Réforme foncière : terres récupérées, exploitants favorisés
Le gouvernement malgache s’engage dans une réforme majeure du foncier visant à supprimer le statut des terrains dits « colons », souvent à l’origine de conflits récurrents. L’annonce a été faite par le ministre de l’Aménagement du territoire et des Services fonciers, Lylison René de Rolland, lors de l’ouverture officielle d’un atelier régional à Havoria Anosy.

Selon les autorités, ces terrains seront récupérés par l’État puis redistribués aux occupants qui les exploitent réellement. Un projet de loi en ce sens a déjà été déposé à l’Assemblée nationale, avant son examen prochain en Conseil de gouvernement, avec l’objectif d’une adoption rapide.
Cette réforme entend mettre fin à un système jugé obsolète et source d’injustices. La conservation de ces terres en tant que propriétés privées transmissibles ou cessibles a, en effet, alimenté de nombreux litiges fonciers. À travers ce texte, l’État prévoit de supprimer tout droit d’héritage ou de vente lié à ces terrains.
Les autorités rappellent que ces terres appartenaient historiquement aux Malgaches avant la période coloniale, justifiant ainsi leur retour dans le domaine de l’État. Une fois la loi adoptée, aucune transaction — qu’il s’agisse de vente, de donation ou de succession — ne sera plus autorisée pour les terrains concernés.

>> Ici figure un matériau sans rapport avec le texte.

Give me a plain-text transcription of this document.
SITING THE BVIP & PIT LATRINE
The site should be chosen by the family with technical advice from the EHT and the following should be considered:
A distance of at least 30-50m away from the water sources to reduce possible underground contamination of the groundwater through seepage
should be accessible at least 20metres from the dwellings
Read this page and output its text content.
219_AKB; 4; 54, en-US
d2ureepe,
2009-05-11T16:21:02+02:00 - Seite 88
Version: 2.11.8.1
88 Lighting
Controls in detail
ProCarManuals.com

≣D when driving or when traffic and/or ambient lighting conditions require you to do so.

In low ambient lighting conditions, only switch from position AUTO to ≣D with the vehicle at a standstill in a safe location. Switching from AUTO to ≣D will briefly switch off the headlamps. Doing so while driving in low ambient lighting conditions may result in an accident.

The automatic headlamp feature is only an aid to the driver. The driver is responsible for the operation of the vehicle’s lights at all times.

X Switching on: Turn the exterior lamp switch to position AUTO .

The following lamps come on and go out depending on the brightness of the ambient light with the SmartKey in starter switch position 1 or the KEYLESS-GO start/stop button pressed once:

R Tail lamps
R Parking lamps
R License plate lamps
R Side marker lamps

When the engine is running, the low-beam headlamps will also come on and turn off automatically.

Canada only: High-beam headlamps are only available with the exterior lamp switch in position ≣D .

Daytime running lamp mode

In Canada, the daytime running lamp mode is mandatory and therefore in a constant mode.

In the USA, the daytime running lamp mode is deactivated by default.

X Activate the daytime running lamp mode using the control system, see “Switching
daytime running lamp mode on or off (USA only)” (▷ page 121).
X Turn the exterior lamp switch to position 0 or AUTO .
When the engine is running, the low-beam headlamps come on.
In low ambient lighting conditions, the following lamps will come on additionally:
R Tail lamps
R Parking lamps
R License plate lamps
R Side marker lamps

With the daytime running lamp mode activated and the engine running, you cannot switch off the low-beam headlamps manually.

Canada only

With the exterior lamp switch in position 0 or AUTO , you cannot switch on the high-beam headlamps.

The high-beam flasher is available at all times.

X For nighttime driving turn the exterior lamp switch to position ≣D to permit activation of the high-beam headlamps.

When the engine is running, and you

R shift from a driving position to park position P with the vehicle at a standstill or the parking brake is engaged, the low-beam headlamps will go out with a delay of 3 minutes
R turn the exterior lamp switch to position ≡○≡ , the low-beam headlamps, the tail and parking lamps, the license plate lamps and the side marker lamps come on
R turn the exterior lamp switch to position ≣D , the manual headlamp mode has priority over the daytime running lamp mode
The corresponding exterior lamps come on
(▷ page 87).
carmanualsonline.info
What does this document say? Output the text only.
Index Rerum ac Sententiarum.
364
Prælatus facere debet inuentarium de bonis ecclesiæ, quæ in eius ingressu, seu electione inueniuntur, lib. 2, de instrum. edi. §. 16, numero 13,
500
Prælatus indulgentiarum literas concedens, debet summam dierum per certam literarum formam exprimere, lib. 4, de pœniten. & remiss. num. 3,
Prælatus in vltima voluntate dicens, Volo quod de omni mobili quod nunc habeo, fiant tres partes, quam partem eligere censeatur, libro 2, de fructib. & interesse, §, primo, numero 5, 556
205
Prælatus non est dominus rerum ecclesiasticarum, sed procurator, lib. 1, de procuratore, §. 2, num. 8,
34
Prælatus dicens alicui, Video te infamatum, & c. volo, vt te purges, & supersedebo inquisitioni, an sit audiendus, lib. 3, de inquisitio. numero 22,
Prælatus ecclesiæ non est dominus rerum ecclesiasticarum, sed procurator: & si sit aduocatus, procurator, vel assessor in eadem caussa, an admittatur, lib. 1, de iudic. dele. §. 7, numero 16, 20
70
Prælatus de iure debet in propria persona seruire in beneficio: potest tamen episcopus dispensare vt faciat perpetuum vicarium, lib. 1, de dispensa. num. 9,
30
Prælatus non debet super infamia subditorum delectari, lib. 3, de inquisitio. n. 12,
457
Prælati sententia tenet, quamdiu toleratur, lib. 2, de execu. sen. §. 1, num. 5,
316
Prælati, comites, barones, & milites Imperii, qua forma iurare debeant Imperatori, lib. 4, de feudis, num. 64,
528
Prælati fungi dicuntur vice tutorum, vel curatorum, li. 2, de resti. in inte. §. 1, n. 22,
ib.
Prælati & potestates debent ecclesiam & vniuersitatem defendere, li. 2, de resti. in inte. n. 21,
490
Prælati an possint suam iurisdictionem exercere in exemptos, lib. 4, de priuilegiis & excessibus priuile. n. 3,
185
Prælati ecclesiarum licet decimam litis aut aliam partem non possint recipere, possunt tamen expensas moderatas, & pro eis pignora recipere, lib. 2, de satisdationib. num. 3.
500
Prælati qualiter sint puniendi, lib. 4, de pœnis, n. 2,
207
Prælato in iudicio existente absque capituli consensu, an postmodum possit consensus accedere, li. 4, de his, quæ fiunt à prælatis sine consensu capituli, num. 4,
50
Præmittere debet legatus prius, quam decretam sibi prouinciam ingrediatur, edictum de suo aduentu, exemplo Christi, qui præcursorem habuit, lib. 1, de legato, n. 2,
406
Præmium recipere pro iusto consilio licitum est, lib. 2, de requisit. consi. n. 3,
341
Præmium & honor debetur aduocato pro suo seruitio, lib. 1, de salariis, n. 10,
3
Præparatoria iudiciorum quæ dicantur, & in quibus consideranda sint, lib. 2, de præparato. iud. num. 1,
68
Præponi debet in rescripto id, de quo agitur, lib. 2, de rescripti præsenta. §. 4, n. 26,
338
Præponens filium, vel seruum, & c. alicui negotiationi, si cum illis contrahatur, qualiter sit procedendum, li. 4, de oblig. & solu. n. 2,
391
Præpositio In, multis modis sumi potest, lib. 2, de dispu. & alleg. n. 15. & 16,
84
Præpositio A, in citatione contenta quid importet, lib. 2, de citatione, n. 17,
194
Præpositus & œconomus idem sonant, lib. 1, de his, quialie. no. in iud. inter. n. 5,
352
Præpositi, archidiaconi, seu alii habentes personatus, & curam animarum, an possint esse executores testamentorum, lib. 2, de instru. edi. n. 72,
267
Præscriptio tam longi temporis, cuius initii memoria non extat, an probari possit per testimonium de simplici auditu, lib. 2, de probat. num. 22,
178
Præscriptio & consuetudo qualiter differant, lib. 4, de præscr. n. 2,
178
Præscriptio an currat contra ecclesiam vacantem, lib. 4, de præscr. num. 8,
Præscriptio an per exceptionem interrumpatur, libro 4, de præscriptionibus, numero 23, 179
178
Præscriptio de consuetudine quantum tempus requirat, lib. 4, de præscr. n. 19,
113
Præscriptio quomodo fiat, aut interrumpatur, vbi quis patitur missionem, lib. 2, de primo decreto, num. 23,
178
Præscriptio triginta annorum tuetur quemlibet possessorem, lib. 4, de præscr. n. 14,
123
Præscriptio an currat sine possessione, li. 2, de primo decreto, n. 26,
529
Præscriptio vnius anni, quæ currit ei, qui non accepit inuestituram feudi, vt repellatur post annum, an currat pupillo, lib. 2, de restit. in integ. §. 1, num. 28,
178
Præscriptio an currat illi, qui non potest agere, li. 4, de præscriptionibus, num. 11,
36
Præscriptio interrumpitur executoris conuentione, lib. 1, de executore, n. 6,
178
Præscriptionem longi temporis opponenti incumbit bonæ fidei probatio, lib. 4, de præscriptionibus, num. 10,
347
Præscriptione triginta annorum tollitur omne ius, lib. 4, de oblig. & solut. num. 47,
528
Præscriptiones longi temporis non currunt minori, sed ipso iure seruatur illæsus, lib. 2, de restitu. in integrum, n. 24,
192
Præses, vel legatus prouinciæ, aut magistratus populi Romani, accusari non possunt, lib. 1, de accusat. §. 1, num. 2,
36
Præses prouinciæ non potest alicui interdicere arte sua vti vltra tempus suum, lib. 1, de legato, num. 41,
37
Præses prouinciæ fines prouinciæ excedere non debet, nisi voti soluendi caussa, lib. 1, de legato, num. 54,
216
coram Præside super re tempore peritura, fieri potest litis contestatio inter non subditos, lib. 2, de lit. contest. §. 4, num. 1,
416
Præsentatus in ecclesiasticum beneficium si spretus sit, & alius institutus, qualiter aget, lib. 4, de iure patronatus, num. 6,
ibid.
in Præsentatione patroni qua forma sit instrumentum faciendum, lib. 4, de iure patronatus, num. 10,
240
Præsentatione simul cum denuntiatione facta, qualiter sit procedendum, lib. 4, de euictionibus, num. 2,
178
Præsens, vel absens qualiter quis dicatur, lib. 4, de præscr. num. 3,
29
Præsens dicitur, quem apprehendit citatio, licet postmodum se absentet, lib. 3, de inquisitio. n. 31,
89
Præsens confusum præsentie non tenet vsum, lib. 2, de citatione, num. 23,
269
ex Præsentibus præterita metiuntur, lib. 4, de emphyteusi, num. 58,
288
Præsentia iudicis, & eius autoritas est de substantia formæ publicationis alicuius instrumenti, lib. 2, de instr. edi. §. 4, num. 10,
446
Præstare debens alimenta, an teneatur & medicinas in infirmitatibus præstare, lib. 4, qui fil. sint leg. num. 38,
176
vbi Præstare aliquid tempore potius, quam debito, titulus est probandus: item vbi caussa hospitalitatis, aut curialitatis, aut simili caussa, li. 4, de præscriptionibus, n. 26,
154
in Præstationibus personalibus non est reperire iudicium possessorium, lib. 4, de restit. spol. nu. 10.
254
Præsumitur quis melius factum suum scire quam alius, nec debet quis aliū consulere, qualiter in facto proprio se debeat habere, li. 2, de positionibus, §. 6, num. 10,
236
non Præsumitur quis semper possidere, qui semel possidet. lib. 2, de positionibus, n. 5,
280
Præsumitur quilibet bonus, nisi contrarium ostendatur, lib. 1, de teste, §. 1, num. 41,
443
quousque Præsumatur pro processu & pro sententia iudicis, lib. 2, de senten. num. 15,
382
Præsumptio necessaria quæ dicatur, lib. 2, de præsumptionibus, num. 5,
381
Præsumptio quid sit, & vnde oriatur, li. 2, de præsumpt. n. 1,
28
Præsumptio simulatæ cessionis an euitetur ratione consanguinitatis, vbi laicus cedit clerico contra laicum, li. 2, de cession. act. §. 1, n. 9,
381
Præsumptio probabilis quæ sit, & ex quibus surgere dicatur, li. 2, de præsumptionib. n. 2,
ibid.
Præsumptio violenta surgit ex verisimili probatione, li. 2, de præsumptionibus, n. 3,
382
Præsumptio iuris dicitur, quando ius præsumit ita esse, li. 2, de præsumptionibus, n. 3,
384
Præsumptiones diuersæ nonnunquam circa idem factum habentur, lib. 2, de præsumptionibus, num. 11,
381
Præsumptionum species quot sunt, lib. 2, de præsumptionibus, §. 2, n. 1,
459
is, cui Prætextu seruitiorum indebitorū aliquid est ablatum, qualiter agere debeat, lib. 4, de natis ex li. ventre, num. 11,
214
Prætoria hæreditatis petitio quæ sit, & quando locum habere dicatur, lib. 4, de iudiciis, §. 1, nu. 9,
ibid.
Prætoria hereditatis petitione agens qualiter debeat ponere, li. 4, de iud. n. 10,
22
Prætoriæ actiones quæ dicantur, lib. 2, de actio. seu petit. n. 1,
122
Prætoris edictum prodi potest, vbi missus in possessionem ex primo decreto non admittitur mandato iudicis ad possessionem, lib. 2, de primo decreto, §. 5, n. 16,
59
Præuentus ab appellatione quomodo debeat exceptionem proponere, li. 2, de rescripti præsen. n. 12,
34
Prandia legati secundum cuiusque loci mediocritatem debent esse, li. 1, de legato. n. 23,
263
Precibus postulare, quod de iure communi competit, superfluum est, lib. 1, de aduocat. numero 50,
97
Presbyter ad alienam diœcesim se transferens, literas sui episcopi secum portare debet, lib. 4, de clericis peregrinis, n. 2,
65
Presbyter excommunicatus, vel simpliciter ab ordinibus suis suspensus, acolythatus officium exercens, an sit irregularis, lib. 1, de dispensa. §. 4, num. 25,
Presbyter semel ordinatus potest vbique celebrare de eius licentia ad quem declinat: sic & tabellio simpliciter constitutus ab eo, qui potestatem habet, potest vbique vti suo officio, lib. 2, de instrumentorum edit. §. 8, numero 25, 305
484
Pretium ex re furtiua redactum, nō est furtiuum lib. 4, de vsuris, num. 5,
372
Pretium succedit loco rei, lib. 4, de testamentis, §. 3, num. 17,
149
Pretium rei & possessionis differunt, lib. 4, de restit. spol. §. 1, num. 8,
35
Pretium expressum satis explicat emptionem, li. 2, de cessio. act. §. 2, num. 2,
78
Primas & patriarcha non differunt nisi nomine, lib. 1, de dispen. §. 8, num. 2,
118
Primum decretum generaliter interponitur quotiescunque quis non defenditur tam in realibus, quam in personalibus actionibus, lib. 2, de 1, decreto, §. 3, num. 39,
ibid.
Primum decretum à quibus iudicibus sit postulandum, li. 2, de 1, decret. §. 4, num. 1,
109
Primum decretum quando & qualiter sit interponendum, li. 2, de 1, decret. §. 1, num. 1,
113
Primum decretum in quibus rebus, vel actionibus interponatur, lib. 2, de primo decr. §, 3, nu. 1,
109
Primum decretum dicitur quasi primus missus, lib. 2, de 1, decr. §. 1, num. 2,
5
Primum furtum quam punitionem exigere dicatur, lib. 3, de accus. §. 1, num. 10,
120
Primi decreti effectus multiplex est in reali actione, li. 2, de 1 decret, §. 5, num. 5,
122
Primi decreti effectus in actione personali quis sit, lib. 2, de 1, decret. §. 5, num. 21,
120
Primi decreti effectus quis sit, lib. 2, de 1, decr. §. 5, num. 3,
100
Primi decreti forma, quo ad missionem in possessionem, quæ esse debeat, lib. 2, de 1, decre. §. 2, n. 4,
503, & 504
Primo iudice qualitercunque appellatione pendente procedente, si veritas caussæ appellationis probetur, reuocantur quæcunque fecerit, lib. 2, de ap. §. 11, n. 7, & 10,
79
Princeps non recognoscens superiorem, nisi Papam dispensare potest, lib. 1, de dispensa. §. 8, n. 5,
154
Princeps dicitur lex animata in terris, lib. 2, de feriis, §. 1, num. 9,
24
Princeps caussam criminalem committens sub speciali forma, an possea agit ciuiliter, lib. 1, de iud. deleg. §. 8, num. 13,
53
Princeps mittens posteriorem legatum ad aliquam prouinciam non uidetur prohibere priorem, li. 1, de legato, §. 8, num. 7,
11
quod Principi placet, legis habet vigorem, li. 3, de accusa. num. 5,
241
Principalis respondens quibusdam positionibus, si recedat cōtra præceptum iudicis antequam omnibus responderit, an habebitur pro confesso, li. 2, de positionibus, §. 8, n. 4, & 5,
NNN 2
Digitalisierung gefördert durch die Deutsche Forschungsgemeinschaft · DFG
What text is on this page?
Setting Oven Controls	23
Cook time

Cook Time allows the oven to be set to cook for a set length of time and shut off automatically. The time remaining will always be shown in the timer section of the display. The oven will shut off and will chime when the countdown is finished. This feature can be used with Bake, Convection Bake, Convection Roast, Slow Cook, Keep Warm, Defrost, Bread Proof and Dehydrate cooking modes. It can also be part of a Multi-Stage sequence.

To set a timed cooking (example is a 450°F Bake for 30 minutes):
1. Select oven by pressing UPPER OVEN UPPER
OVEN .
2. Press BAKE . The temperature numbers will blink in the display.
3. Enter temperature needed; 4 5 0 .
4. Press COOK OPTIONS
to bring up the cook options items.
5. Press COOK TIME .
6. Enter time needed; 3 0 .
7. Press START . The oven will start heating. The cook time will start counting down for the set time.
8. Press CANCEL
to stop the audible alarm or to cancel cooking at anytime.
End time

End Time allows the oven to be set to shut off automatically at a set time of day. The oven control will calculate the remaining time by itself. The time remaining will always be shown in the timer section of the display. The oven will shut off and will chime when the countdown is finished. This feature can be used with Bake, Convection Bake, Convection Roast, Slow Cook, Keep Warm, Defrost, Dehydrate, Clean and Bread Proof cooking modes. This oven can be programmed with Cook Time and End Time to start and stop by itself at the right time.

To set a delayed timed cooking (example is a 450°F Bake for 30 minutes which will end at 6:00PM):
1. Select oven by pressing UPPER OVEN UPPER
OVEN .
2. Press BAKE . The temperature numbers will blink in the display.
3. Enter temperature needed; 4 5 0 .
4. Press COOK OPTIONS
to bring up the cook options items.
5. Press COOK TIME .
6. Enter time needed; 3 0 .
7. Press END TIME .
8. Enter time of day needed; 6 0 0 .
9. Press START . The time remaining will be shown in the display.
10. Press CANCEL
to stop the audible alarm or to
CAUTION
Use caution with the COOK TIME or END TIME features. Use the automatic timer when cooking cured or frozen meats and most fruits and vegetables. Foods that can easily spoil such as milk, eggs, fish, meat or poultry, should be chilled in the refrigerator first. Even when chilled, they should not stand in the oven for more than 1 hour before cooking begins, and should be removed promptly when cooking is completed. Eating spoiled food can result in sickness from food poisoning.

Face à des informations faisant état d’une ruée vers la vente de ces biens, le gouvernement a également décidé de suspendre immédiatement toute opération foncière liée aux terrains « colons ». Aucun dossier de mutation ne sera traité jusqu’à l’entrée en vigueur de la nouvelle législation.
À travers cette initiative, l’État entend corriger les déséquilibres hérités de l’histoire, garantir un accès plus équitable à la terre et réduire durablement les conflits fonciers dans le pays.